Buch lesen: «Reborn»
Miriam Mastrovito
Titre | Reborn
Auteur | Miriam Mastrovito
Traducteur : Pascale Leblon
Illustration : Giuseppe Cuscito
Page Facebook :
https://www.facebook.com/GCDigitalArt/
Première édition © 2014 Miriam Mastrovito
Seconde édition © 2021 Miriam Mastrovito
Tous droits réservés.
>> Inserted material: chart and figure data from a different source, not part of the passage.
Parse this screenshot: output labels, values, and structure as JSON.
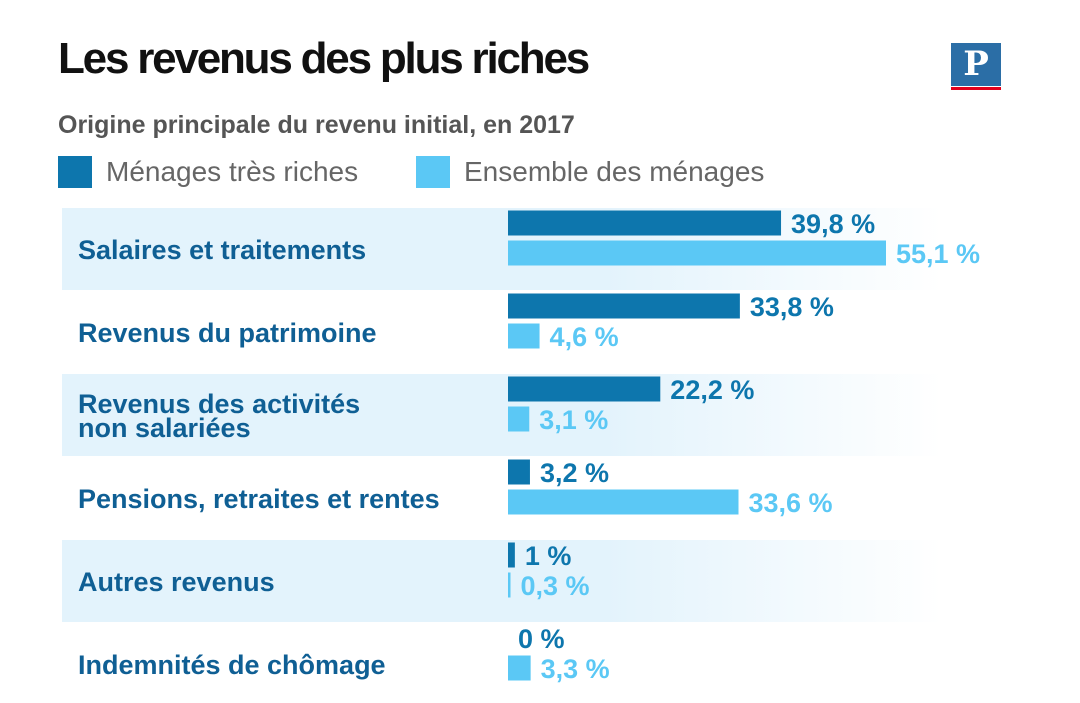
{
  "title": "Les revenus des plus riches",
  "subtitle": "Origine principale du revenu initial, en 2017",
  "logo": {
    "letter": "P"
  },
  "colors": {
    "dark": "#0d76ad",
    "light": "#5bc8f5",
    "band": "#e3f3fc"
  },
  "chart_data": {
    "type": "bar",
    "orientation": "horizontal",
    "title": "Les revenus des plus riches",
    "subtitle": "Origine principale du revenu initial, en 2017",
    "categories": [
      [
        "Salaires et traitements"
      ],
      [
        "Revenus du patrimoine"
      ],
      [
        "Revenus des activités",
        "non salariées"
      ],
      [
        "Pensions, retraites et rentes"
      ],
      [
        "Autres revenus"
      ],
      [
        "Indemnités de chômage"
      ]
    ],
    "series": [
      {
        "name": "Ménages très riches",
        "color": "#0d76ad",
        "values": [
          39.8,
          33.8,
          22.2,
          3.2,
          1,
          0
        ],
        "labels": [
          "39,8 %",
          "33,8 %",
          "22,2 %",
          "3,2 %",
          "1 %",
          "0 %"
        ]
      },
      {
        "name": "Ensemble des ménages",
        "color": "#5bc8f5",
        "values": [
          55.1,
          4.6,
          3.1,
          33.6,
          0.3,
          3.3
        ],
        "labels": [
          "55,1 %",
          "4,6 %",
          "3,1 %",
          "33,6 %",
          "0,3 %",
          "3,3 %"
        ]
      }
    ],
    "xlim": [
      0,
      55.1
    ],
    "grid": false,
    "legend": "top-left"
  }
}
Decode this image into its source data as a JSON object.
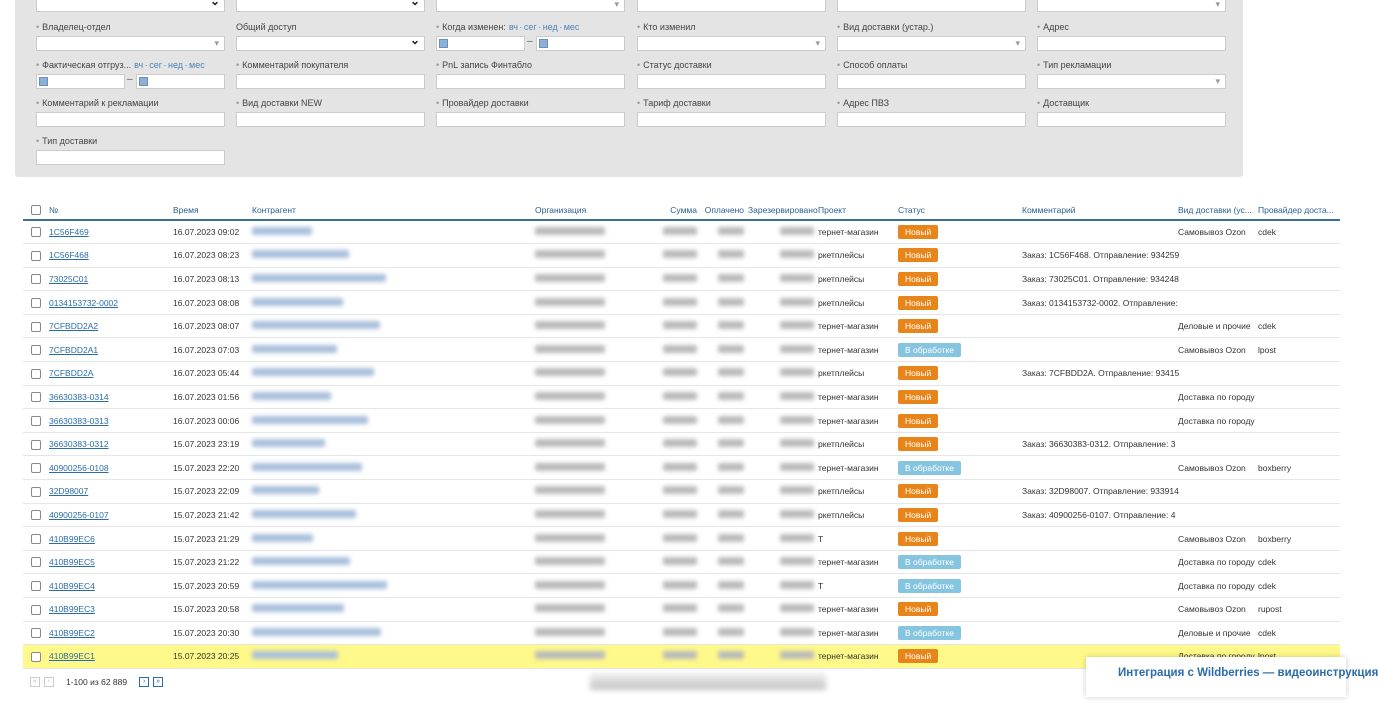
{
  "filters": {
    "quick_ranges": "вч · сег · нед · мес",
    "labels": [
      "Владелец-отдел",
      "Общий доступ",
      "Когда изменен:",
      "Кто изменил",
      "Вид доставки (устар.)",
      "Адрес",
      "Фактическая отгруз...",
      "Комментарий покупателя",
      "PnL запись Финтабло",
      "Статус доставки",
      "Способ оплаты",
      "Тип рекламации",
      "Комментарий к рекламации",
      "Вид доставки NEW",
      "Провайдер доставки",
      "Тариф доставки",
      "Адрес ПВЗ",
      "Доставщик",
      "Тип доставки"
    ]
  },
  "table": {
    "headers": [
      "№",
      "Время",
      "Контрагент",
      "Организация",
      "Сумма",
      "Оплачено",
      "Зарезервировано",
      "Проект",
      "Статус",
      "Комментарий",
      "Вид доставки (ус...",
      "Провайдер доста..."
    ],
    "status_colors": {
      "Новый": "#e8851a",
      "В обработке": "#86c5e0"
    },
    "rows": [
      {
        "no": "1C56F469",
        "time": "16.07.2023 09:02",
        "project": "тернет-магазин",
        "status": "Новый",
        "comment": "",
        "delivery": "Самовывоз Ozon",
        "provider": "cdek"
      },
      {
        "no": "1C56F468",
        "time": "16.07.2023 08:23",
        "project": "ркетплейсы",
        "status": "Новый",
        "comment": "Заказ: 1C56F468. Отправление: 934259",
        "delivery": "",
        "provider": ""
      },
      {
        "no": "73025C01",
        "time": "16.07.2023 08:13",
        "project": "ркетплейсы",
        "status": "Новый",
        "comment": "Заказ: 73025C01. Отправление: 934248",
        "delivery": "",
        "provider": ""
      },
      {
        "no": "0134153732-0002",
        "time": "16.07.2023 08:08",
        "project": "ркетплейсы",
        "status": "Новый",
        "comment": "Заказ: 0134153732-0002. Отправление:",
        "delivery": "",
        "provider": ""
      },
      {
        "no": "7CFBDD2A2",
        "time": "16.07.2023 08:07",
        "project": "тернет-магазин",
        "status": "Новый",
        "comment": "",
        "delivery": "Деловые и прочие",
        "provider": "cdek"
      },
      {
        "no": "7CFBDD2A1",
        "time": "16.07.2023 07:03",
        "project": "тернет-магазин",
        "status": "В обработке",
        "comment": "",
        "delivery": "Самовывоз Ozon",
        "provider": "lpost"
      },
      {
        "no": "7CFBDD2A",
        "time": "16.07.2023 05:44",
        "project": "ркетплейсы",
        "status": "Новый",
        "comment": "Заказ: 7CFBDD2A. Отправление: 93415",
        "delivery": "",
        "provider": ""
      },
      {
        "no": "36630383-0314",
        "time": "16.07.2023 01:56",
        "project": "тернет-магазин",
        "status": "Новый",
        "comment": "",
        "delivery": "Доставка по городу",
        "provider": ""
      },
      {
        "no": "36630383-0313",
        "time": "16.07.2023 00:06",
        "project": "тернет-магазин",
        "status": "Новый",
        "comment": "",
        "delivery": "Доставка по городу",
        "provider": ""
      },
      {
        "no": "36630383-0312",
        "time": "15.07.2023 23:19",
        "project": "ркетплейсы",
        "status": "Новый",
        "comment": "Заказ: 36630383-0312. Отправление: 3",
        "delivery": "",
        "provider": ""
      },
      {
        "no": "40900256-0108",
        "time": "15.07.2023 22:20",
        "project": "тернет-магазин",
        "status": "В обработке",
        "comment": "",
        "delivery": "Самовывоз Ozon",
        "provider": "boxberry"
      },
      {
        "no": "32D98007",
        "time": "15.07.2023 22:09",
        "project": "ркетплейсы",
        "status": "Новый",
        "comment": "Заказ: 32D98007. Отправление: 933914",
        "delivery": "",
        "provider": ""
      },
      {
        "no": "40900256-0107",
        "time": "15.07.2023 21:42",
        "project": "ркетплейсы",
        "status": "Новый",
        "comment": "Заказ: 40900256-0107. Отправление: 4",
        "delivery": "",
        "provider": ""
      },
      {
        "no": "410B99EC6",
        "time": "15.07.2023 21:29",
        "project": "Т",
        "status": "Новый",
        "comment": "",
        "delivery": "Самовывоз Ozon",
        "provider": "boxberry"
      },
      {
        "no": "410B99EC5",
        "time": "15.07.2023 21:22",
        "project": "тернет-магазин",
        "status": "В обработке",
        "comment": "",
        "delivery": "Доставка по городу",
        "provider": "cdek"
      },
      {
        "no": "410B99EC4",
        "time": "15.07.2023 20:59",
        "project": "Т",
        "status": "В обработке",
        "comment": "",
        "delivery": "Доставка по городу",
        "provider": "cdek"
      },
      {
        "no": "410B99EC3",
        "time": "15.07.2023 20:58",
        "project": "тернет-магазин",
        "status": "Новый",
        "comment": "",
        "delivery": "Самовывоз Ozon",
        "provider": "rupost"
      },
      {
        "no": "410B99EC2",
        "time": "15.07.2023 20:30",
        "project": "тернет-магазин",
        "status": "В обработке",
        "comment": "",
        "delivery": "Деловые и прочие",
        "provider": "cdek"
      },
      {
        "no": "410B99EC1",
        "time": "15.07.2023 20:25",
        "project": "тернет-магазин",
        "status": "Новый",
        "comment": "",
        "delivery": "Доставка по городу",
        "provider": "lpost",
        "highlighted": true
      }
    ]
  },
  "pager": {
    "range": "1-100 из 62 889"
  },
  "popup": {
    "text": "Интеграция с Wildberries — видеоинструкция"
  },
  "colors": {
    "highlight": "#fff98a",
    "link": "#2a6ca8",
    "header_line": "#3c6e9a"
  }
}
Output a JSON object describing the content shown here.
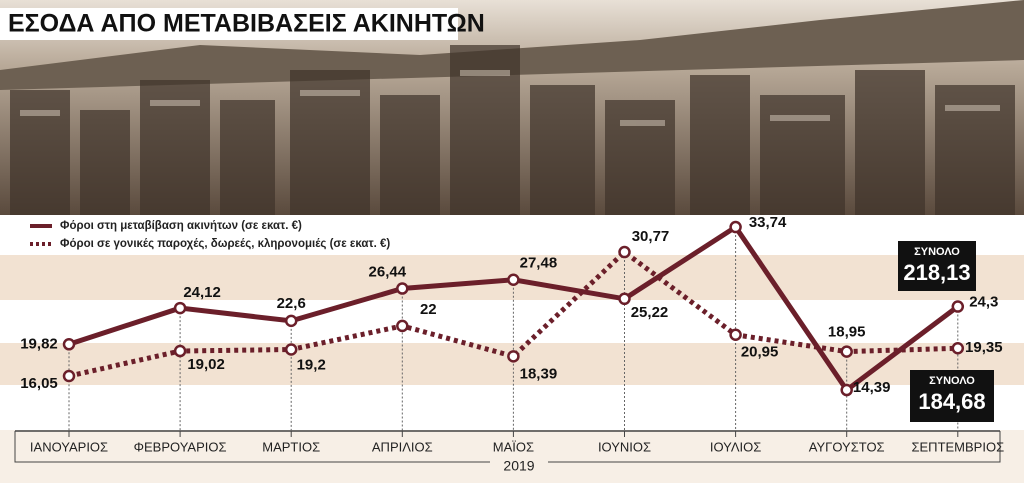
{
  "chart_data": {
    "type": "line",
    "title": "ΕΣΟΔΑ ΑΠΟ ΜΕΤΑΒΙΒΑΣΕΙΣ ΑΚΙΝΗΤΩΝ",
    "x_label": "2019",
    "categories": [
      "ΙΑΝΟΥΑΡΙΟΣ",
      "ΦΕΒΡΟΥΑΡΙΟΣ",
      "ΜΑΡΤΙΟΣ",
      "ΑΠΡΙΛΙΟΣ",
      "ΜΑΪΟΣ",
      "ΙΟΥΝΙΟΣ",
      "ΙΟΥΛΙΟΣ",
      "ΑΥΓΟΥΣΤΟΣ",
      "ΣΕΠΤΕΜΒΡΙΟΣ"
    ],
    "ylim": [
      10,
      36
    ],
    "series": [
      {
        "name": "Φόροι στη μεταβίβαση ακινήτων (σε εκατ. €)",
        "color": "#6b1f2a",
        "style": "solid",
        "values": [
          19.82,
          24.12,
          22.6,
          26.44,
          27.48,
          25.22,
          33.74,
          14.39,
          24.3
        ],
        "value_labels": [
          "19,82",
          "24,12",
          "22,6",
          "26,44",
          "27,48",
          "25,22",
          "33,74",
          "14,39",
          "24,3"
        ],
        "total_title": "ΣΥΝΟΛΟ",
        "total": 218.13,
        "total_label": "218,13"
      },
      {
        "name": "Φόροι σε γονικές παροχές, δωρεές, κληρονομιές (σε εκατ. €)",
        "color": "#6b1f2a",
        "style": "dotted",
        "values": [
          16.05,
          19.02,
          19.2,
          22,
          18.39,
          30.77,
          20.95,
          18.95,
          19.35
        ],
        "value_labels": [
          "16,05",
          "19,02",
          "19,2",
          "22",
          "18,39",
          "30,77",
          "20,95",
          "18,95",
          "19,35"
        ],
        "total_title": "ΣΥΝΟΛΟ",
        "total": 184.68,
        "total_label": "184,68"
      }
    ]
  }
}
La reproduction, même partielle, est interdite par la loi.
Ceci est un récit fictif. Les personnages, les noms et les situations sont le fruit de l’imagination de l’auteure.
Toute référence à des faits ou des personnes existants est purement fortuite.
À mon grand-père
qui m’emmenait toujours au cimetière.
À Rea
qui m’emmène
à la frontière entre les mondes.
Table des Matières
Couverture
Reborn
Chapitre 1
Chapitre 2
Chapitre 3
Chapitre 4
Chapitre 5
Chapitre 6
Chapitre 7
Chapitre 8
Chapitre 9
Chapitre 10
Chapitre 11
Chapitre 12
Chapitre 13
Chapitre 14
Chapitre 15
Chapitre 16
Chapitre 17
Chapitre 18
Chapitre 19
Chapitre 20
Chapitre 21
Chapitre 22
Chapitre 23
Chapitre 24
Chapitre 25
Chapitre 26
Chapitre 27
Chapitre 28
Chapitre 29
Chapitre 30
Chapitre 31
Épilogue
Remerciements
L’auteure
Notes
Table des matières
Chapitre 1
Les yeux des poupées te regardent.
Amour, haine, douleur, compassion; ils reflètent ce que tu as en toi ou t’emplissent de nouvelles émotions.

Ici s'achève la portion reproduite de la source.